Following a healthy lifestyle can make a big difference for young women in preventing heart disease – the No. 1 killer of women. That’s the conclusion of a 2015 study in the Journal of the American College of Cardiology in which researchers at Indiana and Harvard Universities analyzed data from lifestyle questionnaires completed by nearly 90,000 women over a 20-year period from 1991 to 2011. The women were 27 to 44 years of age at the beginning.
The findings indicated that maintenance of a healthy lifestyle among young women may “substantially lower” their incidence of cardiovascular disease over time.
A healthy lifestyle was described as not smoking, maintaining normal body weight, physical activity more than 2.5 hours a week, less than 7 hours of television viewing a week, a healthy diet, and not exceeding a drink a day of alcohol (12 ounces of beer, four ounces of wine, or 1.5 ounces of liquor).
My Viewpoint: This is an important study. Overall death rates from coronary heart disease have fallen in recent decades, but not among younger women. As I have reported before, younger women may be more vulnerable than men due to a greater incidence of poorer health status related to accompanying conditions such as diabetes, hypertension, depression, and increasing rates of smoking and obesity.

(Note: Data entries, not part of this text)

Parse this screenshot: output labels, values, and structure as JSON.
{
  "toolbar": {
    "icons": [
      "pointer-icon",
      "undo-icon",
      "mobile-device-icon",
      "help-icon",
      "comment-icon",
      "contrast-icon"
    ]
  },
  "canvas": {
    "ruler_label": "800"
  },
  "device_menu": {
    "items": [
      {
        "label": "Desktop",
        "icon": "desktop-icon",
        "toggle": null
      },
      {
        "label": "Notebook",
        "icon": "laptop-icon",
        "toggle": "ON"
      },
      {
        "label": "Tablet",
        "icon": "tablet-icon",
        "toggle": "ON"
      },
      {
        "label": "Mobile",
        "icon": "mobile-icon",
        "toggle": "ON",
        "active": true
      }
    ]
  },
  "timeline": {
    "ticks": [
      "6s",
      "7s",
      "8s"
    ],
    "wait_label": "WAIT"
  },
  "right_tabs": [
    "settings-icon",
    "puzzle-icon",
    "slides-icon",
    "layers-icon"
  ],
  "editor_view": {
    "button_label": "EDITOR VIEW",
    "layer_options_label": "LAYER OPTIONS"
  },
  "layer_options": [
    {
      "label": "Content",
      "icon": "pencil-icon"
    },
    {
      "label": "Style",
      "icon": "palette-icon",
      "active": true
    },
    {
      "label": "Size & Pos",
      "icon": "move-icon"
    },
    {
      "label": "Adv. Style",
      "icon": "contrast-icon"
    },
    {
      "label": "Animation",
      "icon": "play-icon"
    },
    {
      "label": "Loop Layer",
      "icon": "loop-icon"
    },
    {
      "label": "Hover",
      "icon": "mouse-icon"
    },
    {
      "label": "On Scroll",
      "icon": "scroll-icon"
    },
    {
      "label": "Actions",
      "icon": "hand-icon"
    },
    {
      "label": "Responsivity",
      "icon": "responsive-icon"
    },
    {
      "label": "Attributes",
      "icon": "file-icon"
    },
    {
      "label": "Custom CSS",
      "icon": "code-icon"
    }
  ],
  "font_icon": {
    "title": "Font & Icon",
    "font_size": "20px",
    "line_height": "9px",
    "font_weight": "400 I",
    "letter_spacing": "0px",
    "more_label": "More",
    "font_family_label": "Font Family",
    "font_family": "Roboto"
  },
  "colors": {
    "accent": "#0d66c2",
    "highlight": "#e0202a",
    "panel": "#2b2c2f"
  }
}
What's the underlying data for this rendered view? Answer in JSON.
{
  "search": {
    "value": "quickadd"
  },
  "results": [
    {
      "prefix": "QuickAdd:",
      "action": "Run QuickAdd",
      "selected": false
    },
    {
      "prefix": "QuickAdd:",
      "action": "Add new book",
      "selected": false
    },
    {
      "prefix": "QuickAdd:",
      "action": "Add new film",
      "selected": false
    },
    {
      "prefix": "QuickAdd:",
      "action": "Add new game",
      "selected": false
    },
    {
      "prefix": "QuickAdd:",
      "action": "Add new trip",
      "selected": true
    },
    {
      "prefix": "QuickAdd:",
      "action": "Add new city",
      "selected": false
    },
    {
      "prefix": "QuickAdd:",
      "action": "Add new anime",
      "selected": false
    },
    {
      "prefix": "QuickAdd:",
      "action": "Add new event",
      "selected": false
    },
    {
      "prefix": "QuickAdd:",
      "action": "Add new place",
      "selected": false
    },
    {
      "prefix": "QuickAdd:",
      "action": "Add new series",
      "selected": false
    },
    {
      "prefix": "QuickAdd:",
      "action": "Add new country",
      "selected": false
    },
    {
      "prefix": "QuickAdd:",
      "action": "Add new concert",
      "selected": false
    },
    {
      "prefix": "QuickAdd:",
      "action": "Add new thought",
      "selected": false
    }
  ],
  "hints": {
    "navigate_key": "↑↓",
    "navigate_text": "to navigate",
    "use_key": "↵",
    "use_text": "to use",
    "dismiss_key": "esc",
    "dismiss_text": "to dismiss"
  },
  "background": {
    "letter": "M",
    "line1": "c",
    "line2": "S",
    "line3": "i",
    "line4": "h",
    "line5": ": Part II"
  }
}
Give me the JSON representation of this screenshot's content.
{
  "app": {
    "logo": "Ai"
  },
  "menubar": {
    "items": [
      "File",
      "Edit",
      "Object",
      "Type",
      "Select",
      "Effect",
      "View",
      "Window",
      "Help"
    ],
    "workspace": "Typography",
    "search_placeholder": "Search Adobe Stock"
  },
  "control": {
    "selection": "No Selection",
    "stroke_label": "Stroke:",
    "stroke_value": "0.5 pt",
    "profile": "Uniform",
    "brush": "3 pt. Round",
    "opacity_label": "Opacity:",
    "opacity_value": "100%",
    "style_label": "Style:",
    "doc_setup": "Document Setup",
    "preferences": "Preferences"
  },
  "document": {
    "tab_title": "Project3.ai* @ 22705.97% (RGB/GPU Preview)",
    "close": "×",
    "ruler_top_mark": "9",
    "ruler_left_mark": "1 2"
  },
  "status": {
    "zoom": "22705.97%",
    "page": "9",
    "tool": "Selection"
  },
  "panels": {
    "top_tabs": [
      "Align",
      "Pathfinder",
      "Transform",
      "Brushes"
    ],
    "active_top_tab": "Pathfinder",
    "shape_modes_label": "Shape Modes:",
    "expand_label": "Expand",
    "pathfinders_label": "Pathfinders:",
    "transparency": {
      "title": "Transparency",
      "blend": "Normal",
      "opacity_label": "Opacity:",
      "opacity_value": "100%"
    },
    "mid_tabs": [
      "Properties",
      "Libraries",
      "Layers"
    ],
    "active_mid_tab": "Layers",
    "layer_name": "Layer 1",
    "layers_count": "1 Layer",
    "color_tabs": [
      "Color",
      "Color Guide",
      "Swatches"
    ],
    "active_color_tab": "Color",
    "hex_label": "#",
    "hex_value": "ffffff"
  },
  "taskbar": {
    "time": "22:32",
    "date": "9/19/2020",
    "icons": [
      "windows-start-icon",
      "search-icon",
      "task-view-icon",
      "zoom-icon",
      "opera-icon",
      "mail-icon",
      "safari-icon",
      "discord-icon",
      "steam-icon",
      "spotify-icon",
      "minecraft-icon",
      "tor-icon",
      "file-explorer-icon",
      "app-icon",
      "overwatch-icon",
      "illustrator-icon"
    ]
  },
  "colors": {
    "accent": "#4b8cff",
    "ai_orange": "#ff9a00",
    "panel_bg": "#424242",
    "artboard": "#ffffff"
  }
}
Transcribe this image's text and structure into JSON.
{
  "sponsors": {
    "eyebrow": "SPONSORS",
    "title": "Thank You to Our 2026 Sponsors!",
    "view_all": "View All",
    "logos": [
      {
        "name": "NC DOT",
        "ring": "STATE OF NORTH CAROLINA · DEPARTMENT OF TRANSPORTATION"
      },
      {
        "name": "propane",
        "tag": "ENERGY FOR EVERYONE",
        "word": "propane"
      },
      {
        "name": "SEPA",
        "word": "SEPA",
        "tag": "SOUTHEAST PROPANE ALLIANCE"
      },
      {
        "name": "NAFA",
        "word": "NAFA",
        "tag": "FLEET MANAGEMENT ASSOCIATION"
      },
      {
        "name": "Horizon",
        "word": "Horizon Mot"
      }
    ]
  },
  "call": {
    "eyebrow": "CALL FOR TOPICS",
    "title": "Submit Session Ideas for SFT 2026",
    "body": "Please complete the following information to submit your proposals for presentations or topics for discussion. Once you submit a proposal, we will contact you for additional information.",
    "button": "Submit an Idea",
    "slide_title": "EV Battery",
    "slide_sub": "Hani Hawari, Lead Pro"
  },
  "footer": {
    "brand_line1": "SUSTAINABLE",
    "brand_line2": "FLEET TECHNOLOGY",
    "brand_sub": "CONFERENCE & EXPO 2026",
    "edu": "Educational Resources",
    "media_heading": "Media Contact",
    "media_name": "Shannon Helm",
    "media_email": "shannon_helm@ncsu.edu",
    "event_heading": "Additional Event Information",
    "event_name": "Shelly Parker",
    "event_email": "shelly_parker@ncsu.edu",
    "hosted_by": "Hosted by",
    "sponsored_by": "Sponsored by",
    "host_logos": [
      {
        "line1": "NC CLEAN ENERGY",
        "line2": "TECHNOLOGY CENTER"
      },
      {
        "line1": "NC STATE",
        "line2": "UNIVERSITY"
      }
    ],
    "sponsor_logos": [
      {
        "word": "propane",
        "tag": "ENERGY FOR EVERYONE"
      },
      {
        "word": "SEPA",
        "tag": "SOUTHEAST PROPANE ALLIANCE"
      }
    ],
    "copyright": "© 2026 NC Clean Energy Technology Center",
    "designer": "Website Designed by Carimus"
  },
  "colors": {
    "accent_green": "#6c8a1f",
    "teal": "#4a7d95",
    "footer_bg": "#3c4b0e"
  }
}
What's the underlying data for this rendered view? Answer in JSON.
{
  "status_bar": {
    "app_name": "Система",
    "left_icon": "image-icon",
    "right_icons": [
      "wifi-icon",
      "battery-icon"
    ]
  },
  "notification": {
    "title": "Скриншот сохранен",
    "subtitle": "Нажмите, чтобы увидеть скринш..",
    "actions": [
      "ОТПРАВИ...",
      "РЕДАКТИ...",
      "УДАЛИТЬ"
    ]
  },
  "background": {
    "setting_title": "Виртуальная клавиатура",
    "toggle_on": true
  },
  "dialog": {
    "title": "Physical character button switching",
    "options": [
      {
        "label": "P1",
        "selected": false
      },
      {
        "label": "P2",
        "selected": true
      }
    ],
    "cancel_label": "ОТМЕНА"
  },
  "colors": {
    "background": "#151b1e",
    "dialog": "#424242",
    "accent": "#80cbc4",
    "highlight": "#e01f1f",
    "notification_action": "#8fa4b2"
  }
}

What This Means to You: The potential for reduction in heart disease mortality among young women as a result of lifestyle changes hasn’t really been documented by researchers, even though it’s logical to believe that such changes have an impact. Just stopping smoking and controlling blood pressure will have a huge impact. In my own practice, I have seen lifestyle changes dramatically improve the heart health of patients, including younger women. A healthy lifestyle is powerful medicine.
Recommendation: Prevention is always easier than a cure. And it’s never too late, or, in this case, too early, to start on a healthy lifestyle program. You must reduce the toxic burden of risk factors in your life. One big factor not to forget is taking care of the stress in your life, a sorely overlooked cause of not only cardiovascular problems, but other health problems as well. Stress is a killer. You need to defuse it before it harms you.